Ancak haftada tam olarak ne kadar et tüketilmesinin tavsiye edildiği belirsizliğini koruyor. Danimarka Teknik Üniversitesi'nden sürdürülebilir kalkınma uzmanı Caroline Gebara, "Artık çoğu kişi hem çevrenin korunması hem de sağlıkla ilgili nedenlerle daha az et yememiz gerektiğinin farkında. Ancak 'daha az'ın ne kadar olduğunu ve büyük resimde gerçekten fark yaratıp yaratmadığını anlamak zor" diyor

Nature Food adlı akademik dergide yayımlanan bu son çalışma, bu miktarı haftada yaklaşık 255 gram olarak belirledi.

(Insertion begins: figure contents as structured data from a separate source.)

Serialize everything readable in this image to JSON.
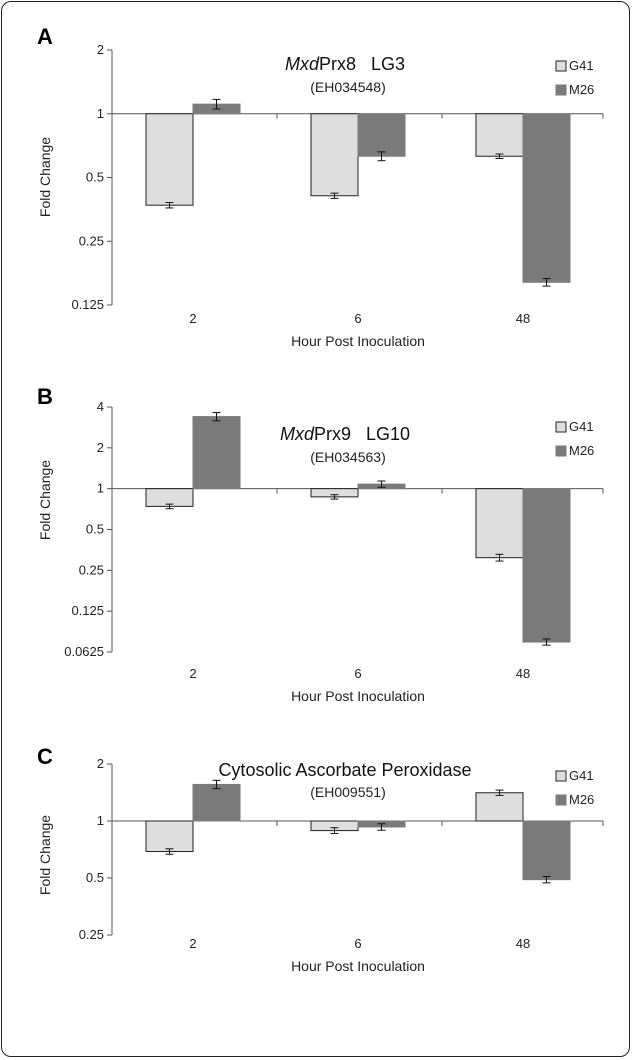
{
  "chart_data": [
    {
      "type": "bar",
      "panel_label": "A",
      "title_italic": "Mxd",
      "title_rest": "Prx8   LG3",
      "subtitle": "(EH034548)",
      "xlabel": "Hour Post Inoculation",
      "ylabel": "Fold Change",
      "y_scale": "log2",
      "ylim": [
        0.125,
        2
      ],
      "yticks": [
        2,
        1,
        0.5,
        0.25,
        0.125
      ],
      "ytick_labels": [
        "2",
        "1",
        "0.5",
        "0.25",
        "0.125"
      ],
      "baseline": 1,
      "categories": [
        "2",
        "6",
        "48"
      ],
      "legend_position": "top-right",
      "series": [
        {
          "name": "G41",
          "color": "#dedede",
          "values": [
            0.37,
            0.41,
            0.63
          ],
          "errors": [
            0.005,
            0.005,
            0.005
          ]
        },
        {
          "name": "M26",
          "color": "#7a7a7a",
          "values": [
            1.11,
            0.63,
            0.16
          ],
          "errors": [
            0.04,
            0.02,
            0.004
          ]
        }
      ]
    },
    {
      "type": "bar",
      "panel_label": "B",
      "title_italic": "Mxd",
      "title_rest": "Prx9   LG10",
      "subtitle": "(EH034563)",
      "xlabel": "Hour Post Inoculation",
      "ylabel": "Fold Change",
      "y_scale": "log2",
      "ylim": [
        0.0625,
        4
      ],
      "yticks": [
        4,
        2,
        1,
        0.5,
        0.25,
        0.125,
        0.0625
      ],
      "ytick_labels": [
        "4",
        "2",
        "1",
        "0.5",
        "0.25",
        "0.125",
        "0.0625"
      ],
      "baseline": 1,
      "categories": [
        "2",
        "6",
        "48"
      ],
      "legend_position": "top-right",
      "series": [
        {
          "name": "G41",
          "color": "#dedede",
          "values": [
            0.74,
            0.87,
            0.31
          ],
          "errors": [
            0.01,
            0.01,
            0.01
          ]
        },
        {
          "name": "M26",
          "color": "#7a7a7a",
          "values": [
            3.4,
            1.08,
            0.074
          ],
          "errors": [
            0.15,
            0.03,
            0.002
          ]
        }
      ]
    },
    {
      "type": "bar",
      "panel_label": "C",
      "title_italic": "",
      "title_rest": "Cytosolic Ascorbate Peroxidase",
      "subtitle": "(EH009551)",
      "xlabel": "Hour Post Inoculation",
      "ylabel": "Fold Change",
      "y_scale": "log2",
      "ylim": [
        0.25,
        2
      ],
      "yticks": [
        2,
        1,
        0.5,
        0.25
      ],
      "ytick_labels": [
        "2",
        "1",
        "0.5",
        "0.25"
      ],
      "baseline": 1,
      "categories": [
        "2",
        "6",
        "48"
      ],
      "legend_position": "top-right",
      "series": [
        {
          "name": "G41",
          "color": "#dedede",
          "values": [
            0.69,
            0.89,
            1.41
          ],
          "errors": [
            0.01,
            0.015,
            0.02
          ]
        },
        {
          "name": "M26",
          "color": "#7a7a7a",
          "values": [
            1.56,
            0.93,
            0.49
          ],
          "errors": [
            0.05,
            0.02,
            0.01
          ]
        }
      ]
    }
  ]
}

Dr. Gebara, "Süpermarketteyken gözünüzde canlandırabileceğiniz ve düşünebileceğiniz somut bir rakam hesapladık, haftada 255 gram kümes hayvanı veya domuz eti" dedi.

Bu, yaklaşık iki tavuk göğsü filetosuna eşdeğer ve bir kişinin gezegene zarar vermeden haftada tüketebileceği et sınırı.

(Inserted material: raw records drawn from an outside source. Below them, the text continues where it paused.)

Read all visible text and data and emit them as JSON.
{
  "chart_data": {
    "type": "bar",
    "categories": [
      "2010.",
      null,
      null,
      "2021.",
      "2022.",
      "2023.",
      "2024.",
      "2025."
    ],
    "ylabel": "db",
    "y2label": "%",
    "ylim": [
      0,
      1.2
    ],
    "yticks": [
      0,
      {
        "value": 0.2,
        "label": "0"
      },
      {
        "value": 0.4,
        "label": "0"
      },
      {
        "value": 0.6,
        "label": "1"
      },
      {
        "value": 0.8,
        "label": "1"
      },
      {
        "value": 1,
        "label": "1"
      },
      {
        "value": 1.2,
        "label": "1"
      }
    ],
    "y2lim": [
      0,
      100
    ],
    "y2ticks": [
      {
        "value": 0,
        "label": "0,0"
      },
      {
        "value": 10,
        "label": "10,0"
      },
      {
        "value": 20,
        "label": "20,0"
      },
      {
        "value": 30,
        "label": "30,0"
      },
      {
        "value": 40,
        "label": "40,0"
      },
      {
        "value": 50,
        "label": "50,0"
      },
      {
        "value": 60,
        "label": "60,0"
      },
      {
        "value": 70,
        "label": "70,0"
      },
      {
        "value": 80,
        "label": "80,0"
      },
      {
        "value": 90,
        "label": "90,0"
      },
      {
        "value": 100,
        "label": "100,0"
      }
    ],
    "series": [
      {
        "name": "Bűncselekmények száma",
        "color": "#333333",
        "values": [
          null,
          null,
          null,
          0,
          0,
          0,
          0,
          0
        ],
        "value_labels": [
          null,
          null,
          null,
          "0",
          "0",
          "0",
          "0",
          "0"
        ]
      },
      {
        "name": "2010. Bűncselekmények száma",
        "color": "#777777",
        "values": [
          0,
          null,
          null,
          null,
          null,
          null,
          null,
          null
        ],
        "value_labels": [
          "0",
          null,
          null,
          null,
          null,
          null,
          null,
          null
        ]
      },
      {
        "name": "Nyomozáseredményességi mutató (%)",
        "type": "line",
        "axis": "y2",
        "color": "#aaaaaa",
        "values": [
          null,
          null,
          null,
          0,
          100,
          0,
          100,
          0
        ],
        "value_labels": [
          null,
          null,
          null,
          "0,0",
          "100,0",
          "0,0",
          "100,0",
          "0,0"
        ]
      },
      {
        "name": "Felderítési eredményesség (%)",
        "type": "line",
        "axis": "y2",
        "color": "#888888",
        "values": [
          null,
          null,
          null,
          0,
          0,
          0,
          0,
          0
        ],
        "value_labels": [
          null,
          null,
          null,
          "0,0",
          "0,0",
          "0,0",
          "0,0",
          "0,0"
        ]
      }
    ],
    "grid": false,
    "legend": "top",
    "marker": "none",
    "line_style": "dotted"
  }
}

Bu rakam sadece kümes hayvanları ve domuz eti için geçerli. Çalışma, "mütevazı bir sığır eti tüketiminin" bile gezegenin kaldırabileceği sınırı aştığı uyarısını yapıyor.

Dr. Gebara, "Hesaplamalarımız, bir kişinin diyetindeki mütevazı miktarda kırmızı etin bile, çalışmada incelediğimiz çevresel faktörlere dayanarak gezegenin kaynakları yeniden üretebileceği miktarla uyumsuz olduğunu gösteriyor" dedi.

Ancak et içeren diyetler de dahil hem sağlıklı hem de sürdürülebilir olan pek çok başka beslenme şekli var.

Çalışma, sürdürülebilir gıda tercihlerini desteklemek için daha iyi siyasi rehberlik ve kamusal çerçeveler oluşturulması çağrısında bulunuyor.

Araştırma, karbondioksit emisyonları, su ve arazi kullanımı gibi çevresel faktörlerin yanı sıra farklı diyetlerin sağlık üzerindeki etkilerini de göz önünde bulunduruyor.

11 çeşit diyetin 100 binden fazla varyasyonunun incelendiği çalışmada, bunların çevre ve sağlık üzerindeki etkileri hesaplandı. Orta düzeyde kırmızı et tüketiminin bile gezegenin sürdürülebilirlik sınırlarını aştığı sonucuna varıldı.

Öte yandan, pesketaryen, vejetaryen ya da vegan bir diyetin, gezegenin destekleyebileceği sınırlar içinde olma ihtimalinin çok daha yüksek olduğu belirtiliyor.

Süt ürünleri veya yumurta ilaveli vejetaryenlik gibi karışık diyetler de sürdürülebilir olabilir. Dr. Gebara, "Örneğin hesaplamalarımız, sizin için önemliyse, peynir yemenin ve aynı zamanda sağlıklı ve iklim dostu bir diyet benimsemenin mümkün olduğunu gösteriyor" dedi.

Aynı durum yumurta, balık ve beyaz et için de geçerli ancak tabii ki diyetinizin geri kalanının nispeten sağlıklı ve sürdürülebilir olması gerek. Fakat ya hep ya hiç olmak zorunda değil.